S’appuyant sur les chiffres fournis par le FMI et Eurostat, l’étude révèle déjà que les exportations françaises vers la Russie ont chuté de 33,6% sur un an (- 40,4% pour l’Espagne, - 33,9% pour l’Allemagne, - 29,3% pour l’Italie). Autres conséquences en France, celles sur le tourisme. Cet hiver, le nombre de nuitées russes a baissé à Paris de 27% avec pour résultat un manque à gagner chiffré à 185 millions d’euros par rapport à la saison hivernale dernière. Pour Wifo, la France pourrait ainsi perdre « à long terme » près de 150 000 emplois et voir son PIB rogné de 0,5%.

Mais, selon les estimations de l’institut autrichien, c’est l’Allemagne qui aurait le plus à perdre. L’étude calcule que les sanctions à la Russie pourraient coûter à Berlin 27 milliards d’euros, soit un peu plus de 1% de son PIB et 500 000 emplois.

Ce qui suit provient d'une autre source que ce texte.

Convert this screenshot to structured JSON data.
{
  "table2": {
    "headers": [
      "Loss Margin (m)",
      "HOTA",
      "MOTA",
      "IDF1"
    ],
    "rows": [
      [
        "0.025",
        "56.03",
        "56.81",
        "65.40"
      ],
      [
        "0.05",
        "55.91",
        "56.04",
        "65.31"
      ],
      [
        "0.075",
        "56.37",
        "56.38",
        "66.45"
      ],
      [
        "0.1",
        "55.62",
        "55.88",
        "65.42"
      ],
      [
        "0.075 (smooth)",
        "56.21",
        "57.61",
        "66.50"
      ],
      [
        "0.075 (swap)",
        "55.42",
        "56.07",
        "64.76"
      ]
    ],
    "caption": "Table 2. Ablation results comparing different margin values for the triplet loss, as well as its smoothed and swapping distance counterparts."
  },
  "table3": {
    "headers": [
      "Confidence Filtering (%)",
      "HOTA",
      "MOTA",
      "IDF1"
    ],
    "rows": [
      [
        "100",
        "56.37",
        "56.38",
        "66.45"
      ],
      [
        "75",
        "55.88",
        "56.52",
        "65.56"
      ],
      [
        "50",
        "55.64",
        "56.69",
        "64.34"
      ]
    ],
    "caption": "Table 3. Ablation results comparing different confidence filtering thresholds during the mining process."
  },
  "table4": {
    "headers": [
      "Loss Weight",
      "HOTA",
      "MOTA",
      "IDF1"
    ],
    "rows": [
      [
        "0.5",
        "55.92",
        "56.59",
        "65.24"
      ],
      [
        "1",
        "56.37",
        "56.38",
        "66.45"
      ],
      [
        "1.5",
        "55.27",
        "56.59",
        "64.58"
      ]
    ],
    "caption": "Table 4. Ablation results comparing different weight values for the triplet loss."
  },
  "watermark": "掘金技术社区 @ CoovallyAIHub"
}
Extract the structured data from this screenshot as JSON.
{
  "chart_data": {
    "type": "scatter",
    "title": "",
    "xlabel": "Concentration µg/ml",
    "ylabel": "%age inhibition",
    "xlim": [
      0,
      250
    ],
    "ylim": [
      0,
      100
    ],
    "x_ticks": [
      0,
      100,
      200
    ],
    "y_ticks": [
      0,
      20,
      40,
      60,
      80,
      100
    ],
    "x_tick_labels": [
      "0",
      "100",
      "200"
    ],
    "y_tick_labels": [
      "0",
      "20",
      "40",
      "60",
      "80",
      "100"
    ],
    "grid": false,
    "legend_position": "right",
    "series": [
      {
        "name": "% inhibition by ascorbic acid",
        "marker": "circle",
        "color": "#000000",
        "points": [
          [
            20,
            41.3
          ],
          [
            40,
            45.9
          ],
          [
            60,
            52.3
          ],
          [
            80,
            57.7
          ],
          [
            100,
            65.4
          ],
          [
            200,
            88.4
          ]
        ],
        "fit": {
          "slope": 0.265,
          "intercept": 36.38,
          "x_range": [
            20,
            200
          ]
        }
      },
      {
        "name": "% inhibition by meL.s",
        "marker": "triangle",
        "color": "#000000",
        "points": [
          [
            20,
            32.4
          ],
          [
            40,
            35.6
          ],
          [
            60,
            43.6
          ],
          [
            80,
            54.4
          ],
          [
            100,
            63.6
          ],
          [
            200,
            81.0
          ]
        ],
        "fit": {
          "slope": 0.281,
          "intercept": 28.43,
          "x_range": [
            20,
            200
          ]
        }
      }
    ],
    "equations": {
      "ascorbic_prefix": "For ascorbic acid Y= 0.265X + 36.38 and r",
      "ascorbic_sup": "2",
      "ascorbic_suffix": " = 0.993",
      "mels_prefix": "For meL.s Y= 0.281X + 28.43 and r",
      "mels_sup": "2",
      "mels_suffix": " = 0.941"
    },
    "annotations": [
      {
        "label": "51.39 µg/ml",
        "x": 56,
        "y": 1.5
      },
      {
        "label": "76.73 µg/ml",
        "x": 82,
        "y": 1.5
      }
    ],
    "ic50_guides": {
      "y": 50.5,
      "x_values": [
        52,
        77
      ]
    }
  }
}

Espagne, Pologne, Italie, Pays-Bas et Estonie sont également sévèrement menacés par les sanctions contre la Russie et les contre-sanctions russes portant notamment sur l’interdiction d’importer de nombreux produits agroalimentaires comme le lait, les légumes, les fruits, la viande et le fromage. Premier secteur en danger l’agroalimentaire qui pourrait perdre jusqu’à 265 000 emplois, devant le commerce avec 225 000 emplois

Les sanctions européennes contre la Russie ont coûté près de 5 milliards d’euros de pertes selon Antonio Fallico, président du Conseil d’administration de la Banca intesa, la plus grosse banque d’Italie. C’est le secteur des fruits et légumes qui est le plus touché en Italie avec des pertes estimées à 1,2 milliard d’euros. Les secteurs de l’ameublement, de la mode, de la construction automobile et du tourisme sont aussi impactés. Toujours selon Antonio Fallico, près de 300 000 personnes travaillant dans des secteurs en relation avec la Russie auraient perdu leur emploi.